PGW's grain production manager Nick Brooks said there were "sheets of water" lying in paddocks in coastal Mid Canterbury after the latest rain and some growers haven't planted anything yet.
"The window is closing for a lot of people, particularly for those on heavy land. If we don't get 10-14 days of dry weather now a lot of the winter planting is going to have to be put off until spring."
For those with varieties that have a high vernalisation requirement, ie early latest safe sowing date, that poses a problem.
"There might be some cases where people need to switch away from true winter feed wheats because it is getting so late."
Wheats such as Discovery (or KW31 as it was in FAR trials), Raffles and Morph have no such problems being safe to sow from late April through to September, and while they may be a little lower yielding than earlier sown feeds, as premium two milling wheats they should sell for a better price.For later spring sowing Sensus would be an option.
FAR's Rob Craigie says trial results with the premium two type milling wheats Brooks mentions show a 0.6t/ha yield penalty on average between sowing in May and August, but being trials, they would have been sown into good conditions in May. The difference between a muddled in crop now, and one put into a good seedbed come August or early September might be much less.
There's also "a trade-off" with yield loss and lower growing costs, with savings on fungicides, slug baits and aphicides likely with the later sowing.
As for broadcasting, FAR's series of non-inversion tillage trials 2003 to 2008 showed yields could match drilled crops, but percentage establishment was generally lower so seed rates needed to be increased to compensate.
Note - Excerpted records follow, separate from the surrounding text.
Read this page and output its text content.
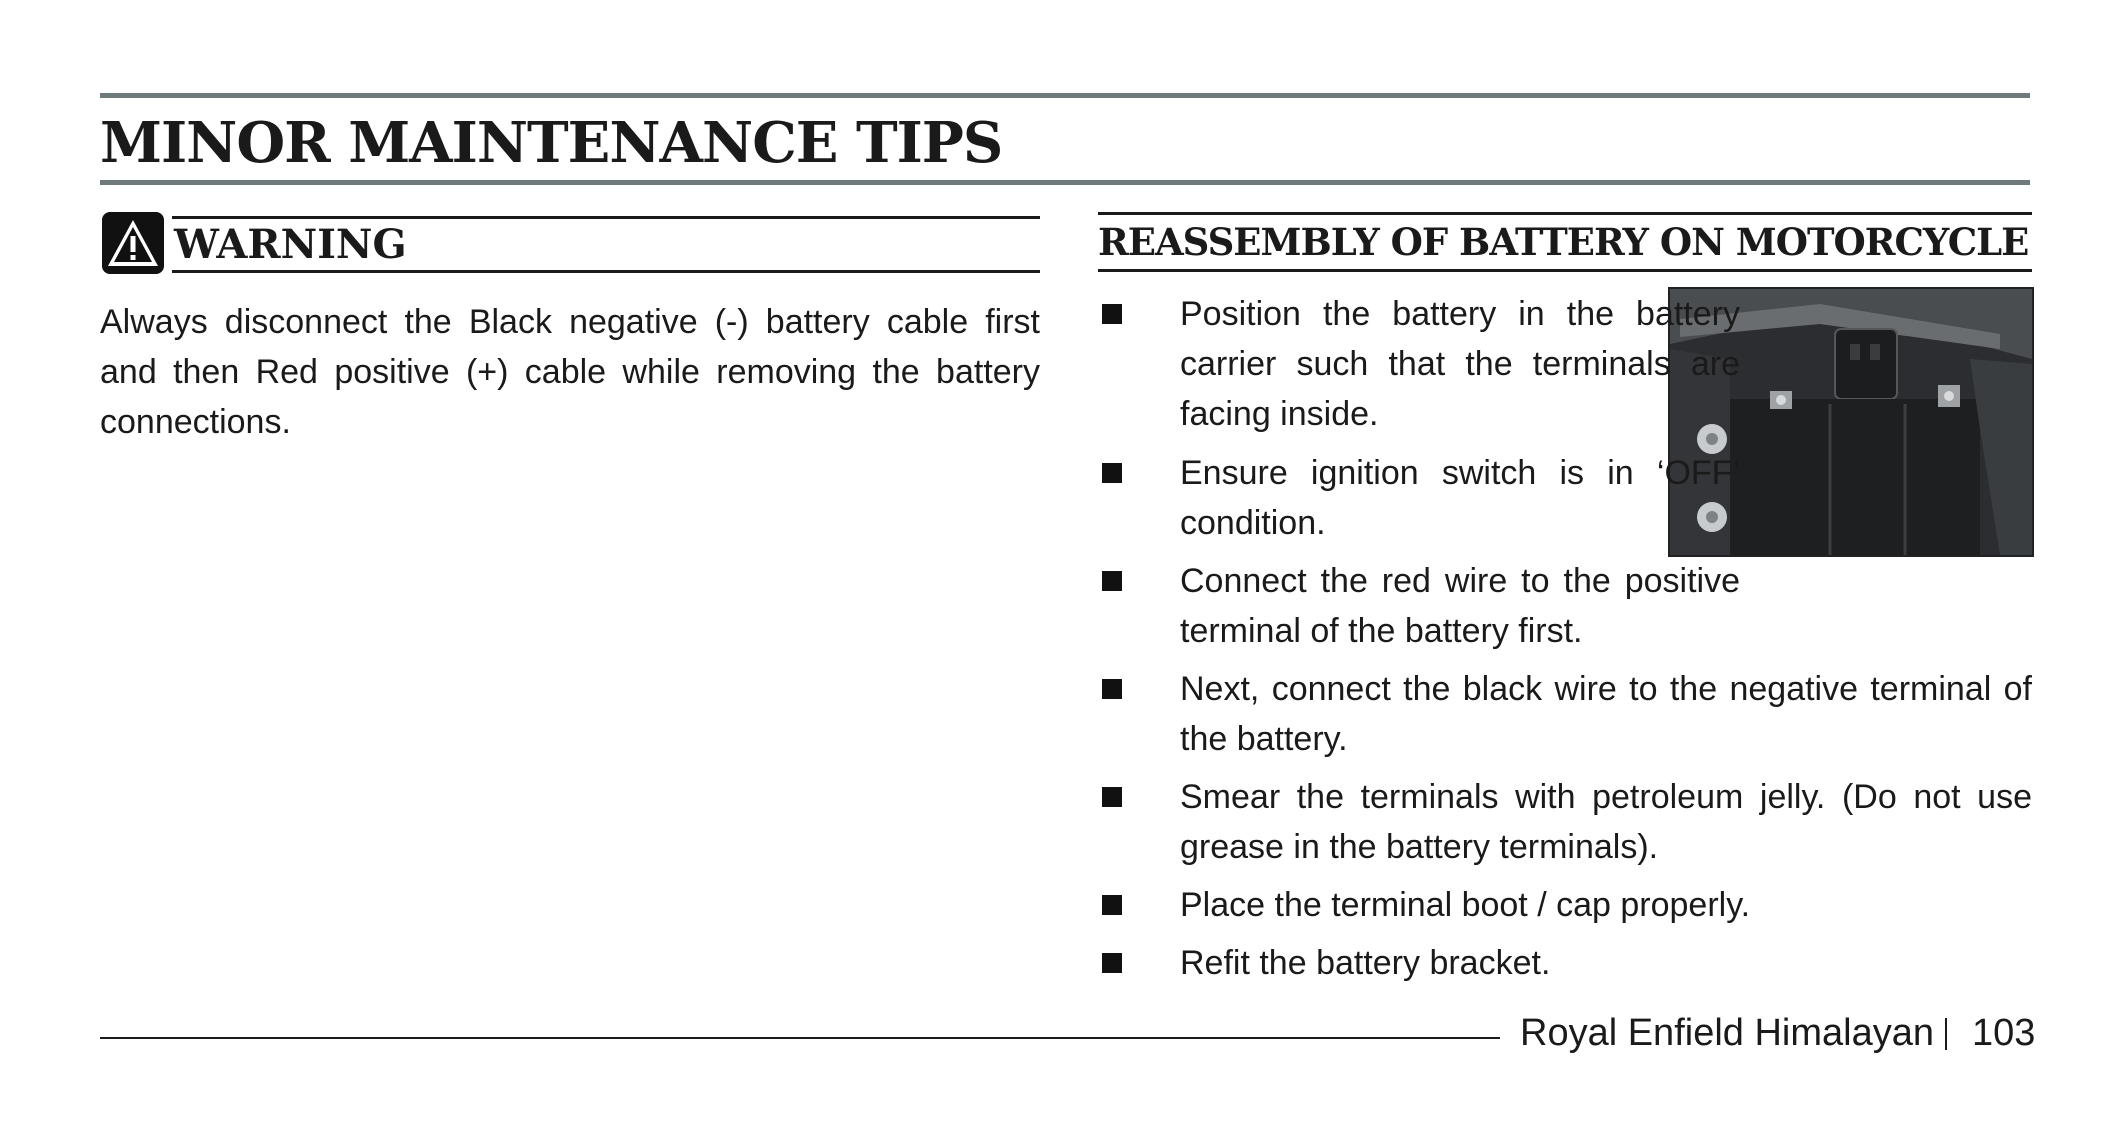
MINOR MAINTENANCE TIPS
WARNING

Always disconnect the Black negative (-) battery cable first and then Red positive (+) cable while removing the battery connections.

REASSEMBLY OF BATTERY ON MOTORCYCLE

Position the battery in the battery carrier such that the terminals are facing inside.

Ensure ignition switch is in ‘OFF’ condition.

Connect the red wire to the positive terminal of the battery first.

Next, connect the black wire to the negative terminal of the battery.

Smear the terminals with petroleum jelly. (Do not use grease in the battery terminals).

Place the terminal boot / cap properly.

Refit the battery bracket.

Royal Enfield Himalayan 103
Broadcasting into a crop residue in particular was prone to poor emergence.
"Broadcasting was more successful if a stale seedbed had been created."
Brooks notes that prior to the wet autumn an increase in winter barley sowing had been expected but with growers prioritising first wheats and herbage seeds, that increase seems highly unlikely now.
"You've really got to get barley in within the next week to ten days so that it is reasonably well established before winter. It might just be too late for it already."
Met Service and NIWA data gives a glimpse of just how wet it's been. In the past 30 days Met Service records show 161mm of rain's fallen in Oamaru, 158mm in Christchurch, 138mm at Fairlie, 121mm at Ashburton, and 116mm in Timaru.
NIWA's latest climate summary states some Central and North South Island areas received three to five times the normal rainfall for April, and the outlook for May-July rain "is near-normal for all regions, except the east of the South Island where normal or above normal rainfall is forecast."
With soils in the east of the south saturated already, that's not what any farmer wanted to hear.